SPD-Ministerpräsident blockiert weitere Aufklärung / Grüne präsentieren Beleg, daß U-Boot-Komponenten bereits parallel zu Blaupausen an Südafrika geliefert wurden / Auftrag für den Untersuchungsausschuß soll neu formuliert werden  ■  Aus Bonn Charlotte Wiedemann

Die Grünen im Bundestag werfen dem schleswig-holsteinischen Ministerpräsidenten Björn Engholm (SPD) vor, er halte sich nicht an sein Versprechen, die Aufklärung des U-Boot -Skandals zu unterstützen. Engholm hatte eine derartige Zusage nach der Regierungsübernahme im Mai vergangenen Jahres gemacht.

Bei der Vorlage eines Zwischenberichts der Grünen zur Arbeit im U-Boot-Untersuchungsausschuß forderten die Abgeordneten Angelika Beer und Uschi Eid gestern, Engholm solle endlich die bei der Landesregierung lagernden U-Boot -Akten zur Verfügung stellen.

Engholm habe sich diesem Begehren mit dem „Vorwand“ entzogen, der Ausschuß müsse die Akten zunächst anfordern, so Beer. Der Ausschuß ist aber wegen der von der Union geschürten Zweifel an der Verfassungsmäßigkeit seines Untersuchungsauftrags seit geraumer Zeit handlungsunfähig.

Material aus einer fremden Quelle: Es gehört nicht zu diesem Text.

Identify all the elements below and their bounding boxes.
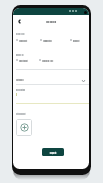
staticText: Common Area: [42, 60, 58, 62]
staticText: Submit: [42, 152, 64, 155]
button[interactable]: Apartment: [16, 59, 35, 61]
button[interactable]: Add attachment: [16, 119, 32, 136]
staticText: HELPDESK: [31, 20, 71, 23]
button[interactable]: Request: [70, 39, 89, 41]
staticText: Complaint: [19, 40, 35, 42]
staticText: HELPDESK: [31, 21, 71, 24]
button[interactable]: Suggestion: [40, 39, 59, 41]
staticText: Issue Type: [16, 33, 36, 35]
staticText: Category: [16, 78, 36, 80]
staticText: Apartment: [19, 59, 35, 61]
staticText: Raised To: [16, 53, 36, 55]
button[interactable]: Complaint: [16, 39, 35, 41]
staticText: Request: [73, 39, 89, 41]
staticText: Category: [16, 79, 36, 81]
staticText: Request: [73, 40, 89, 42]
staticText: Raised To: [16, 54, 36, 56]
staticText: Issue Type: [16, 32, 36, 34]
button[interactable]: Common Area: [39, 59, 58, 61]
staticText: Description: [16, 89, 36, 91]
staticText: Apartment: [19, 60, 35, 62]
staticText: Submit: [42, 151, 64, 154]
button[interactable]: Submit: [42, 148, 64, 156]
staticText: Suggestion: [43, 40, 59, 42]
staticText: Complaint: [19, 39, 35, 41]
staticText: Suggestion: [43, 39, 59, 41]
staticText: Attachment: [16, 113, 36, 115]
button[interactable]: Back: [15, 17, 24, 26]
staticText: Description: [16, 88, 36, 90]
staticText: Common Area: [42, 59, 58, 61]
staticText: Attachment: [16, 112, 36, 114]
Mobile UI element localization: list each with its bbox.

Angelika Beer äußerte zugleich die Befürchtung, Engholm habe mit der am U-Boot-Geschäft beteiligten Firma HDW Absprachen getroffen, „die unerfreuliche Sache in Bonn zu beenden“.

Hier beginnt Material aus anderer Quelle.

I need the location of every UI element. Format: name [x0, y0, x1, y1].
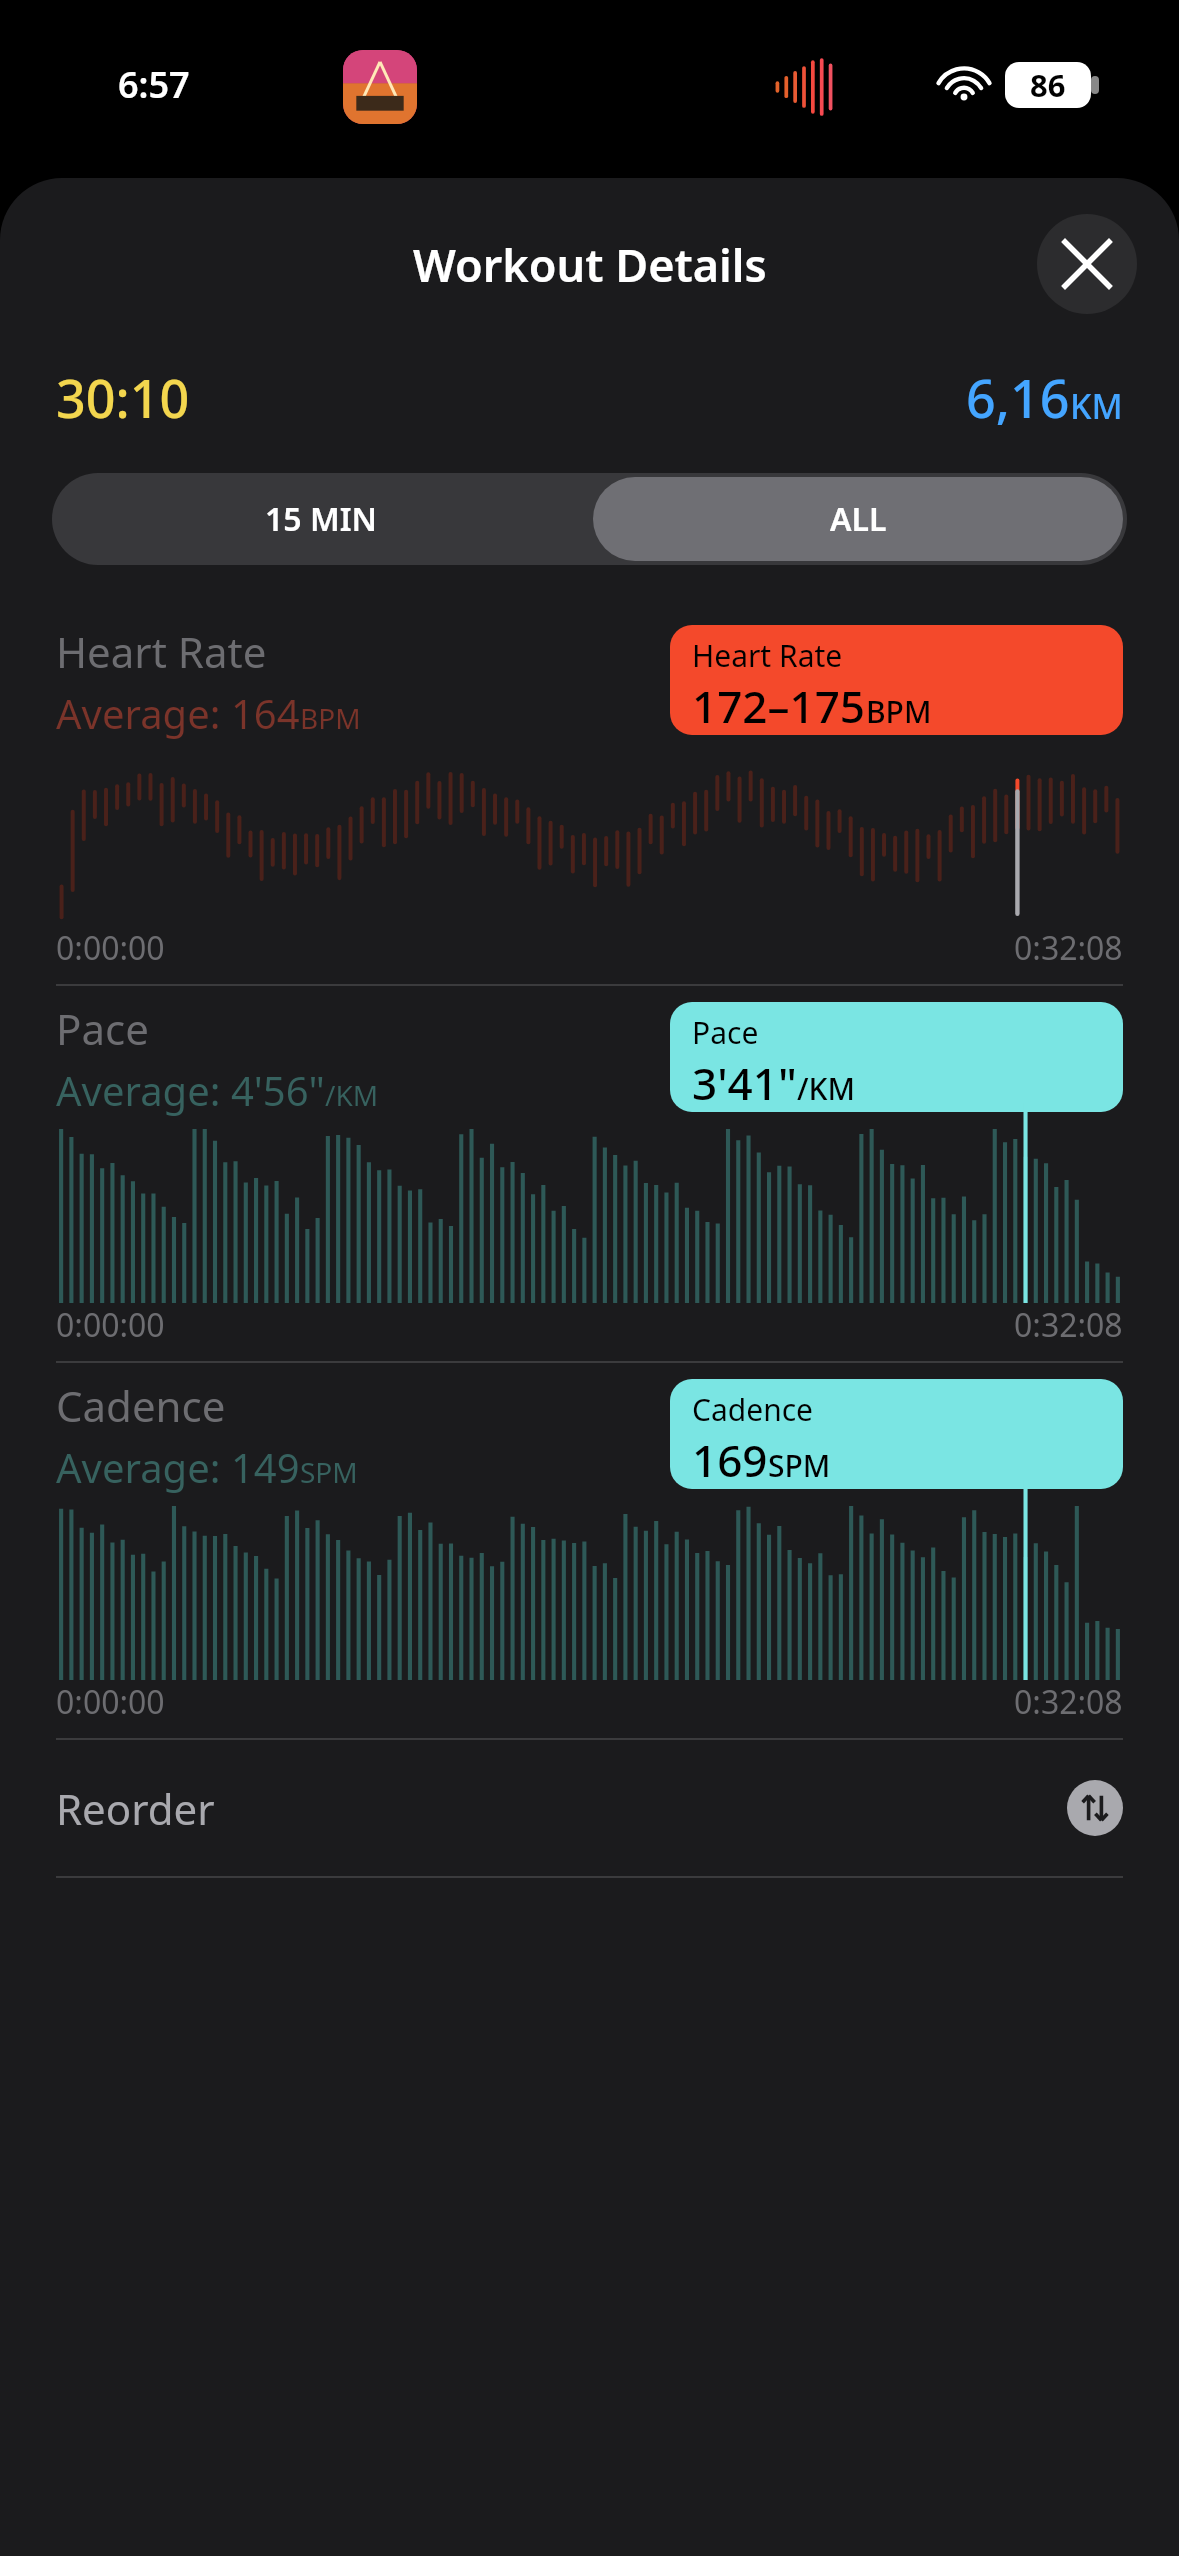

An der Werft HDW ist das Land Schleswig-Holstein mit 25 Prozent beteiligt. Da die SPD-Landesregierung die Aufklärung nicht unterstütze, trägt sie nach Auffassung der Grünen „bereits einen Teil der Verantwortung für die U-Boot -Affäre“.

Unverständnis zeigten Beer und Eid auch für die Haltung der SPD-Bundestagsfraktion, auf eine Entscheidung des Karlsruher Bundesverfassungsgerichts über die Gültigkeit des Untersuchungsauftrags zu warten. Um noch in dieser Legislaturperiode Bundeskanzler Kohl und andere Regierungsmitglieder vernehmen zu können, fordern die Grünen statt dessen die Einsetzung eines Nachfolgeauschusses mit einem verfassungsrechtlich unbedenklichen Auftrag. Auf einen Spruch auf Karlsruhe zu warten, hieße hingegen, das Scheitern der Aufklärung vorzuprogrammieren.

Aufgrund der Ermittlungen des Ausschusses und eigener Recherchen gehen die Grünen davon aus, daß der U-Boot-Bau in Südafrika mit deutscher Hilfe begonnen hat und am 1.Juli 1992 mit der Fertigstellung des ersten U-Boots abgeschlossen werden soll. Zeugenaussagen, daß auf der südafrikanischen Sandock-Werft bereits an einem U-Boot deutscher Machart gebaut wird, hatte erst kürzlich das Fernseh-Magazin „Monitor“ beigebracht.

Darüberhinaus sind die Grünen mittlerweile sicher, daß parallel zu der Lieferung von Konstruktionsunterlagen spätestens seit Oktober 1984 bereits U-Boot-Teile geliefert wurden. Als Indiz dafür legten die Grünen gestern im Rahmen einer Dokumentation Einzelheiten aus dem Vermerk einer Firmenbesprechung vom Ingenieurkontor Lübeck und HDW von Oktober 1984 vor.

Danach sollten die U-Boot-Komponenten in sechs Materialpaketen zu je 8.000 Teilen verschubt werden. Die vollständige Fassung dieses Firmenvermerks war dem Untersuchungsausschuß bisher vorenthalten worden. Sowohl die Oberfinanzdirektion Kiel als auch Generalbundesanwalt Rebmann hatten es nicht für nötig befunden, das Schriftstück bei den Firmen zu beschaffen. Als eine Konsequenz aus der U -Boot-Affäre fordern die Grünen das völlige Verbot von Rüstungsexporten nach Südafrika. Der bisherige Genehmigungsvorbehalt nach deutschem Recht gebe der Industrie und der Regierung „zuviel Manövrierraum“.